By Frederic and Mary Ann Brussat

 

Tabu
Directed by Miguel Gomes
Lorber Films 10/12 DVD/VHS Feature Film
Not Rated

Some foreign films are delicate flowers that seem shy and humble, unwilling to extend themselves with flair and energy. Others are flamboyant flowers that reach for the sky and grow in a profusion of color and scent. In his third feature, Portuguese director Miguel Gomes has made a creative and complicated dream-like film about yearning and duty.
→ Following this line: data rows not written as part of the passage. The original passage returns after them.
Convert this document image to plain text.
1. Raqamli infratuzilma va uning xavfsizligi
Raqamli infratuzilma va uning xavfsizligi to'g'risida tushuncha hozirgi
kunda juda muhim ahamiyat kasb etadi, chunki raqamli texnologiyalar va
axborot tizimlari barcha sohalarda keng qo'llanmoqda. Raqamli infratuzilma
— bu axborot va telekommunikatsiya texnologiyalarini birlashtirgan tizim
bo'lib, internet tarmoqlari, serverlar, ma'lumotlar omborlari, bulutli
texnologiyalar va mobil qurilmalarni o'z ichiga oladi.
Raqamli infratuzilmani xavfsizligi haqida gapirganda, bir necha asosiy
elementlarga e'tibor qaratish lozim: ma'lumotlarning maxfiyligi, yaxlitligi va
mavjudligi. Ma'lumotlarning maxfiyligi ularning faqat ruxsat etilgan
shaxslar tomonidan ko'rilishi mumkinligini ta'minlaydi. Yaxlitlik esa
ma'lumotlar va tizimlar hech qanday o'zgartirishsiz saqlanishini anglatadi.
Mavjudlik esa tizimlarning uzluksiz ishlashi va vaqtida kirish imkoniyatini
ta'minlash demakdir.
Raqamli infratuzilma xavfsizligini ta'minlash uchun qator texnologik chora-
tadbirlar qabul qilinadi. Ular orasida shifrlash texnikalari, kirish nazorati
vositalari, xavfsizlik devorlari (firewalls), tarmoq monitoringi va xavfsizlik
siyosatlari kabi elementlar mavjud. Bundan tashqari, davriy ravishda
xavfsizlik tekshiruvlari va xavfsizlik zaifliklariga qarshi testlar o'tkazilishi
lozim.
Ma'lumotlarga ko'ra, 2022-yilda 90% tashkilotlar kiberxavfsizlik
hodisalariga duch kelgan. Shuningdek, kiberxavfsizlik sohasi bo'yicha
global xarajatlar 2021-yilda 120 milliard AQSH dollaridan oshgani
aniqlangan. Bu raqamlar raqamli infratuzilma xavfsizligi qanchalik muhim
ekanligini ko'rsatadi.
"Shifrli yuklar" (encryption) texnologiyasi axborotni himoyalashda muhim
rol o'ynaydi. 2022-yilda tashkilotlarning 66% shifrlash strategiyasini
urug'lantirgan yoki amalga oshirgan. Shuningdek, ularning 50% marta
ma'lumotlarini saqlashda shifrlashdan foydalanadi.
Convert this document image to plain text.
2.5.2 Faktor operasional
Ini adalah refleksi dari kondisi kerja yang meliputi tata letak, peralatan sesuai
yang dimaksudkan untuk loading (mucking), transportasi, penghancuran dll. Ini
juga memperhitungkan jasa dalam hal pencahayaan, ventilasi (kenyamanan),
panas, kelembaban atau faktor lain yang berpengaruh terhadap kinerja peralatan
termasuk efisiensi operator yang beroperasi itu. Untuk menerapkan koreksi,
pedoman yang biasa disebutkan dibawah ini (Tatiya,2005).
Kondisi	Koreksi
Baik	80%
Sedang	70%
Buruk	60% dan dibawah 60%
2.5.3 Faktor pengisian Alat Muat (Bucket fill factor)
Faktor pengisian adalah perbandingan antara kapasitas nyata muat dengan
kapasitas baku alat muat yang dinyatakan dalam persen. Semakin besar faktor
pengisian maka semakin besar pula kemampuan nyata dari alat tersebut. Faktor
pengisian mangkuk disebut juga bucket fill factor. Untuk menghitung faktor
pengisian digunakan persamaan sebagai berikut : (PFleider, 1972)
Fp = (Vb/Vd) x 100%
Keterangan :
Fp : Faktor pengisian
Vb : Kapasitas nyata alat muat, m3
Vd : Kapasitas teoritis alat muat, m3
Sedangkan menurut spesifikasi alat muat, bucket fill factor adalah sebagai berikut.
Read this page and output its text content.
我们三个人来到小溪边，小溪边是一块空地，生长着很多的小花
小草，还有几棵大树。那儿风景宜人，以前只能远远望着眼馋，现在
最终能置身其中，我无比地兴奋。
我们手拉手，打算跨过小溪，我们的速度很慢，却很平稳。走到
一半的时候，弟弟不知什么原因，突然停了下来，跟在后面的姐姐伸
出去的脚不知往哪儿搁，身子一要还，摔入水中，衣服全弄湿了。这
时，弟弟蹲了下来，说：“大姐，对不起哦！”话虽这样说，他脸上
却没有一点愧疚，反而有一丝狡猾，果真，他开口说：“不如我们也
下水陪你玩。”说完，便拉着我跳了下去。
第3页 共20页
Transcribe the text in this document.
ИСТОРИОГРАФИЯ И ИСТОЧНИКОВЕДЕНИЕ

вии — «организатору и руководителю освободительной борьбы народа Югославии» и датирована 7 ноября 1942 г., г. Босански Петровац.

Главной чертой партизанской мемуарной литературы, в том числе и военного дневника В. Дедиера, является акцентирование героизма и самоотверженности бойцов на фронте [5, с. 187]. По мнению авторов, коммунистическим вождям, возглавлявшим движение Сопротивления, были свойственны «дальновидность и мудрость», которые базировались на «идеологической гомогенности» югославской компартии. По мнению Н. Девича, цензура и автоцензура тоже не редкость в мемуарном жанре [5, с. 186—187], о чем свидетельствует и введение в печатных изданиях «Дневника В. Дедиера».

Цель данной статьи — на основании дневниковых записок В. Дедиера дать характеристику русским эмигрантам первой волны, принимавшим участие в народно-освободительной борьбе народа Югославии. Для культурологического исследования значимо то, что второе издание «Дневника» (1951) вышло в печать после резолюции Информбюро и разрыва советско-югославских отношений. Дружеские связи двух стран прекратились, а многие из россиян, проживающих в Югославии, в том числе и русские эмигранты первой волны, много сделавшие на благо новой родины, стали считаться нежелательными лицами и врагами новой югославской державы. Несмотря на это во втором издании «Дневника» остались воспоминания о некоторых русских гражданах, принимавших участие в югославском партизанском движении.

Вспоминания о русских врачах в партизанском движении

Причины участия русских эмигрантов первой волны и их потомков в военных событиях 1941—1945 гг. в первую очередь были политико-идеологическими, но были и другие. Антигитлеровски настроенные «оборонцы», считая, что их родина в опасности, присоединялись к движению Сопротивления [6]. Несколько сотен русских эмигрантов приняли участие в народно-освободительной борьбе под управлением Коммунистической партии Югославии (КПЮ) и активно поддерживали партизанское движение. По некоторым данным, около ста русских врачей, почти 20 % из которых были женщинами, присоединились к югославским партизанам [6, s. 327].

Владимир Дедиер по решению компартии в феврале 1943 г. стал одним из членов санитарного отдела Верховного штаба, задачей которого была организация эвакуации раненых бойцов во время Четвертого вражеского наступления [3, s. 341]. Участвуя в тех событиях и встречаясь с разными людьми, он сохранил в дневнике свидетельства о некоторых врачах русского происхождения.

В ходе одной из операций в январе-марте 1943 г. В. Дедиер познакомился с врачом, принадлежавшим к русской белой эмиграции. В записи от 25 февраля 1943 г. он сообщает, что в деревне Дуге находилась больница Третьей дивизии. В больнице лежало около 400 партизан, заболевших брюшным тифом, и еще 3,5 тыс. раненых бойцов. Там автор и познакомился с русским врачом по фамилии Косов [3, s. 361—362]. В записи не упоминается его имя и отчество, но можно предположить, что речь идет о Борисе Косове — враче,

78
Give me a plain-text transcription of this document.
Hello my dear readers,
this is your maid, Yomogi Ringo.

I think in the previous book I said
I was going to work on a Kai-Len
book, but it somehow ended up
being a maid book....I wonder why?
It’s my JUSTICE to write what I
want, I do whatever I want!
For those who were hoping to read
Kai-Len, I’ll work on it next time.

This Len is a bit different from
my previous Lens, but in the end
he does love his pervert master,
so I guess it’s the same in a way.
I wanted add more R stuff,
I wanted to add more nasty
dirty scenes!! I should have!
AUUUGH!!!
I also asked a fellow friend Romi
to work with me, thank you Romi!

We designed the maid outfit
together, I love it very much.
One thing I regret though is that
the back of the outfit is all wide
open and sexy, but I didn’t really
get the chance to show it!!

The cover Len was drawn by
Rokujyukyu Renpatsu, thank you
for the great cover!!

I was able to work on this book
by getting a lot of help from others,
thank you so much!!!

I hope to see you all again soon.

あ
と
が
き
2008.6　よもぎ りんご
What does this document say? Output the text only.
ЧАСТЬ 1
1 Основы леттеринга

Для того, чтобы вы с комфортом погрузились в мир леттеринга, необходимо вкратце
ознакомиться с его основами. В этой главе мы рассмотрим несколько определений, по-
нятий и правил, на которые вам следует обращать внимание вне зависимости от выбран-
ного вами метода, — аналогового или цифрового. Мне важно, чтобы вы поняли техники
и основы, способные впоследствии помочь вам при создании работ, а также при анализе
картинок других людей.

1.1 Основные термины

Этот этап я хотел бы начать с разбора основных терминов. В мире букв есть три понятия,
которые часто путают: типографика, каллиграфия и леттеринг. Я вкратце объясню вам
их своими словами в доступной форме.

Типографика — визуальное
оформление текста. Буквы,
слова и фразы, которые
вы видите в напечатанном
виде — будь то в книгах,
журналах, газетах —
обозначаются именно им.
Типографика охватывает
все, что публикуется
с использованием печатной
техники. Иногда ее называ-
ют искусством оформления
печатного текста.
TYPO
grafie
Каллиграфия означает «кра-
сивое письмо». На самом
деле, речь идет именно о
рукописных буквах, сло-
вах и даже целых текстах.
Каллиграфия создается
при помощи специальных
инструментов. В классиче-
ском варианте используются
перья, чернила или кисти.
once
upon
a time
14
The first section is set in modern day Lisbon and titled "Paradise Lost." The second section, titled "Paradise," is set in a Portuguese colony in Africa 50 years earlier and has no audible dialogue except a voice-over narration by one of the characters.

In "Paradise Lost," Pilar (Teresa Madruga) is a very religious older woman who keeps to herself but takes seriously the duties which make life palatable. She prays every night, goes to the movies, and participates in U.N. protests. But the most bizarre dimension of her life is an immersion in the affairs of Aurora (Laura Soveral), a neighbor with a gambling addiction and a quiet housekeeper Santa (Isabel Cardoso) who looks after her as best she can.

Although Pilar has an ardent suitor, a painter named Mario (Manuel Mesquita), she spurns his romantic intentions. In contrast, Aurora who is facing death and wants Pilar to locate Gian Luca Ventura (Henrique Espirito Santo), her former lover.

Gomas shifts gears in "Paradise" and we are transported to an estate at the foot of Mount Tabu where a young Aurora (Ana Moreira) and her husband (Ivo Muller) live. She is a skilled hunter who loves danger and thrills. When she meets Ventura (Carloto Cotta), they ease into a passionate love affair.

With no audible dialogue and an effective use of silences, the director is able to convey the volatile emotions which form Aurora's desires. This gives this second section of Tabu its dreamlike quality.

Here is a drama designed for adventuresome filmgoers who are on the lookout for something a little bit different.


Special features on the DVD include the short films "A Christmas Inventory" and "31 Films Means Trouble."

 

Screened at The 50th New York Film Festival: September/October 2012.